R is an attitude matrix DCM which is a good form to store the attitude in.
If you require Euler angles then you can convert the DCM to Euler angles given an XYZ rotation sequence using:
roll = atan2(-R[2][1], R[2][2])
pitch = asin(R[2][0])
yaw = atan2(-R[1][0], R[0][0])
If you mean with global pose a 4x4 camera pose matrix, which can be used in OpenGL, I do it this way
CvMat* ToOpenGLCos( const CvMat* tVec, const CvMat* rVec )
{
//** flip COS 180 degree around x-axis **//
// Rodrigues to rotation matrix
CvMat* extRotAsMatrix = cvCreateMat(3,3,CV_32FC1);
cvRodrigues2(rVec,extRotAsMatrix);
// Simply merge rotation matrix and translation vector to 4x4 matrix
CvMat* world2CameraTransformation = CreateTransformationMatrixH(tVec,
extRotAsMatrix );
// Create correction rotation matrix (180 deg x-axis)
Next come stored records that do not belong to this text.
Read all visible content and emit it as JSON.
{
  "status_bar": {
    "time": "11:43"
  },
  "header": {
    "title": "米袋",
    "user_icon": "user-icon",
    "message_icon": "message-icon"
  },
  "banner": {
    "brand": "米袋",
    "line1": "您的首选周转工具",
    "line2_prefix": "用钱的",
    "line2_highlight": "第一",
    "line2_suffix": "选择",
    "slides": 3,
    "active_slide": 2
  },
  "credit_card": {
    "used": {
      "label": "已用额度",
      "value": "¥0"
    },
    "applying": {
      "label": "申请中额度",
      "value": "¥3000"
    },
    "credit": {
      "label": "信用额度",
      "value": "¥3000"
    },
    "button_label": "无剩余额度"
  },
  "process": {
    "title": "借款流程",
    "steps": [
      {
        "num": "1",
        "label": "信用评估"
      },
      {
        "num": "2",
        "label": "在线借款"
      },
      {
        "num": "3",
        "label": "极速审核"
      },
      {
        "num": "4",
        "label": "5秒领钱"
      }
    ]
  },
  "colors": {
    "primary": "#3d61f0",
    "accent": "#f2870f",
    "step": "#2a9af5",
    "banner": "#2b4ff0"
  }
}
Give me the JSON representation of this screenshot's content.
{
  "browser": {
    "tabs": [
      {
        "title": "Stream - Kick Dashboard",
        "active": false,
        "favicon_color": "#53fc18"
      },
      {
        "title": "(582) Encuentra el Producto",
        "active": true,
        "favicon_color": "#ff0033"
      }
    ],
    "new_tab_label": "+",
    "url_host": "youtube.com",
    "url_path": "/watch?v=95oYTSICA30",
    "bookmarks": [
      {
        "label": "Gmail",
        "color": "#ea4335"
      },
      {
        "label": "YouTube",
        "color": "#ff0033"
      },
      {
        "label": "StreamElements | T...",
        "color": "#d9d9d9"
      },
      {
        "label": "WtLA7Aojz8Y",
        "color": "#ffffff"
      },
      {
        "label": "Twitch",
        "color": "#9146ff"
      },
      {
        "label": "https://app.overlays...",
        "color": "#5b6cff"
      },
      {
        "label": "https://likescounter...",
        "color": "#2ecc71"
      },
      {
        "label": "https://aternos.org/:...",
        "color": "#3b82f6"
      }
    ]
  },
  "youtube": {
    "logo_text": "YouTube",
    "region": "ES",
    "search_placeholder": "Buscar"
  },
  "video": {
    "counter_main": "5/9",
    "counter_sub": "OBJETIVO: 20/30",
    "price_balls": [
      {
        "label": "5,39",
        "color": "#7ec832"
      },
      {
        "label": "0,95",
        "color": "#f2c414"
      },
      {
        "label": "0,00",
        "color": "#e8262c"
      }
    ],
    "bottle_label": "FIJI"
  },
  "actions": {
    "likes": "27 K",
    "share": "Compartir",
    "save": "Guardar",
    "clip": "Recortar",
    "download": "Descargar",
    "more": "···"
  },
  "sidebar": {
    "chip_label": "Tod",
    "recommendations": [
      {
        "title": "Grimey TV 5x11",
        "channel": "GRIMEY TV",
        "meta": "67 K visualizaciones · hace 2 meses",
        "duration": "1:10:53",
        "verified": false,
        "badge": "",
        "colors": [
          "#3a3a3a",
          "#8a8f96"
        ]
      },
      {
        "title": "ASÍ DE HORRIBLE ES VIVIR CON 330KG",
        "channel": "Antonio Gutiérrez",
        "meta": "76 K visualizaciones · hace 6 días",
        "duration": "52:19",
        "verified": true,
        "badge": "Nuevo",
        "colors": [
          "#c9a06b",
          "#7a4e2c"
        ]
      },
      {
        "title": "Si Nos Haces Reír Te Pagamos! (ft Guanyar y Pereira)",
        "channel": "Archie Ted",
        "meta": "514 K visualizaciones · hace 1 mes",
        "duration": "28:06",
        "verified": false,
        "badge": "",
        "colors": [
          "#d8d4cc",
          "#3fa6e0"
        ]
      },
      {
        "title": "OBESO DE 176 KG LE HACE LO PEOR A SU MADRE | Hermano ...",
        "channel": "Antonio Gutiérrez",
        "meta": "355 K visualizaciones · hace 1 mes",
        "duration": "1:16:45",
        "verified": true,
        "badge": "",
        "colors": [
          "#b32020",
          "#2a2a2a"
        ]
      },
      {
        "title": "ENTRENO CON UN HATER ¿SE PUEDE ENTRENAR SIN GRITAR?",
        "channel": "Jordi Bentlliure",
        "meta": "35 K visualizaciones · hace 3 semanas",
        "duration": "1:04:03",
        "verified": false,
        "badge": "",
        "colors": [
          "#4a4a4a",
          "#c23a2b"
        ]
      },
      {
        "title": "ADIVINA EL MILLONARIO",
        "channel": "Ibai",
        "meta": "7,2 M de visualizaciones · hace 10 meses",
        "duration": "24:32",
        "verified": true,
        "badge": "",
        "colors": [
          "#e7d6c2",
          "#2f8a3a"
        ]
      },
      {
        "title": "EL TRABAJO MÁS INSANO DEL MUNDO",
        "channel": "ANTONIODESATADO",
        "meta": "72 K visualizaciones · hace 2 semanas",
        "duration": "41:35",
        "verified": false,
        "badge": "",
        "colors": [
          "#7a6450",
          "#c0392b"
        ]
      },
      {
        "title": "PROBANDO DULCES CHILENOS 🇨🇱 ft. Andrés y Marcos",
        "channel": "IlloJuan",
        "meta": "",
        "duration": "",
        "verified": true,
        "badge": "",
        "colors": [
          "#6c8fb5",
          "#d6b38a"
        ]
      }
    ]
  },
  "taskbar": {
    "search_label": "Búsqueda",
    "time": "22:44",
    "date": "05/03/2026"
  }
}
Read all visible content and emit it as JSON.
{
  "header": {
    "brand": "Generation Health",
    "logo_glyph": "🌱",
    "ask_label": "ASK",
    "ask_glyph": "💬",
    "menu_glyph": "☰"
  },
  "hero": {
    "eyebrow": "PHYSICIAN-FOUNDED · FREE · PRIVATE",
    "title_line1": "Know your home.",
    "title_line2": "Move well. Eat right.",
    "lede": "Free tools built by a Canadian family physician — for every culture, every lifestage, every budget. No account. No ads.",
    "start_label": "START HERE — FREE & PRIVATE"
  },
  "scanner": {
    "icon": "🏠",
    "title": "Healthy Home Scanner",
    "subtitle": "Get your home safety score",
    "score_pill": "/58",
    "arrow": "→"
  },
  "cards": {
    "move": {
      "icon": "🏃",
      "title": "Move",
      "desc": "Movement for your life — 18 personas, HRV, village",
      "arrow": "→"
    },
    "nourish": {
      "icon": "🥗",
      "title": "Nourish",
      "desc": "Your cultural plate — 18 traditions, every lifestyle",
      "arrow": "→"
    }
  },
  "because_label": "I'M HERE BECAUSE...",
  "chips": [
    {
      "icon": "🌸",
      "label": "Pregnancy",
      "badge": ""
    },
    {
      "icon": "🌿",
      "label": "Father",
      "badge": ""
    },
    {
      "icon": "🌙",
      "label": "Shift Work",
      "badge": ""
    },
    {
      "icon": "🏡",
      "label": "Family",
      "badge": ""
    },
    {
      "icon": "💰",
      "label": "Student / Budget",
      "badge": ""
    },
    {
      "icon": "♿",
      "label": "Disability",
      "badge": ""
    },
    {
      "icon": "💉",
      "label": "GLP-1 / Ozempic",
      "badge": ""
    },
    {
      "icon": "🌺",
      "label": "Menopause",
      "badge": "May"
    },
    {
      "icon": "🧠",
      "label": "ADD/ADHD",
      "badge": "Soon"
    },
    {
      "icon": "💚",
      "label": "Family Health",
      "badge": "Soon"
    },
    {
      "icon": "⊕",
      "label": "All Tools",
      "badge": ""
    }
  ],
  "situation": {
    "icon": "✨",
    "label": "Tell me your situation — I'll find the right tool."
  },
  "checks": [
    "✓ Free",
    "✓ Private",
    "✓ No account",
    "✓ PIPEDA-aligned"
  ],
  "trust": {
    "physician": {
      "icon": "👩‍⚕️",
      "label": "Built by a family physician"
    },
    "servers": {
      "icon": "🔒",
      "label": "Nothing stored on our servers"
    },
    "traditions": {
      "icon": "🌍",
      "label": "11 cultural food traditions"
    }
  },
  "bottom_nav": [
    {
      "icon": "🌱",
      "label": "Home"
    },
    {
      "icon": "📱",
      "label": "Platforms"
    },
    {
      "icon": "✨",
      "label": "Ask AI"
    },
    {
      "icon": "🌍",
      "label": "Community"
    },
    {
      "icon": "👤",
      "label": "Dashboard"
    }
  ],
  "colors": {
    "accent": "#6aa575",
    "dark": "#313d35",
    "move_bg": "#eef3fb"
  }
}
CvMat* correctionMatrix = cvCreateMat(4,4,CV_32FC1);
/* 1.00000 0.00000 0.00000 0.00000
0.00000 -1.00000 -0.00000 0.00000
0.00000 0.00000 -1.00000 0.00000
0.00000 0.00000 0.00000 1.00000 */
cvmSet(correctionMatrix,0,0,1.0); cvmSet(correctionMatrix,0,1,0.0);
...
// Flip it
CvMat* world2CameraTransformationOpenGL = cvCreateMat(4,4,CV_32FC1);
cvMatMul(correctionMatrix,world2CameraTransformation, world2CameraTransformationOpenGL);
CvMat* camera2WorldTransformationOpenGL = cvCreateMat(4,4,CV_32FC1);
cvInv(world2CameraTransformationOpenGL,camera2WorldTransformationOpenGL,
CV_LU );
cvReleaseMat( &world2CameraTransformationOpenGL );
...
return camera2WorldTransformationOpenGL;
}
I think flipping the coordinate system is necessary, because OpenCV and OpenGL/VTK/etc. use different coordinate systems, as illustrated in this picture OpenGL and OpenCV Coordinate Systems
Well, it works this way but somebody might have a better explanation.
position of camera would be {- transpose( r ) * t } . That's it.
And you have done everything correctly except , cv::solvePnp gives (4 x 1) vector for translation if I remember right , you would have to divide x , y , z with the w co-ordinate.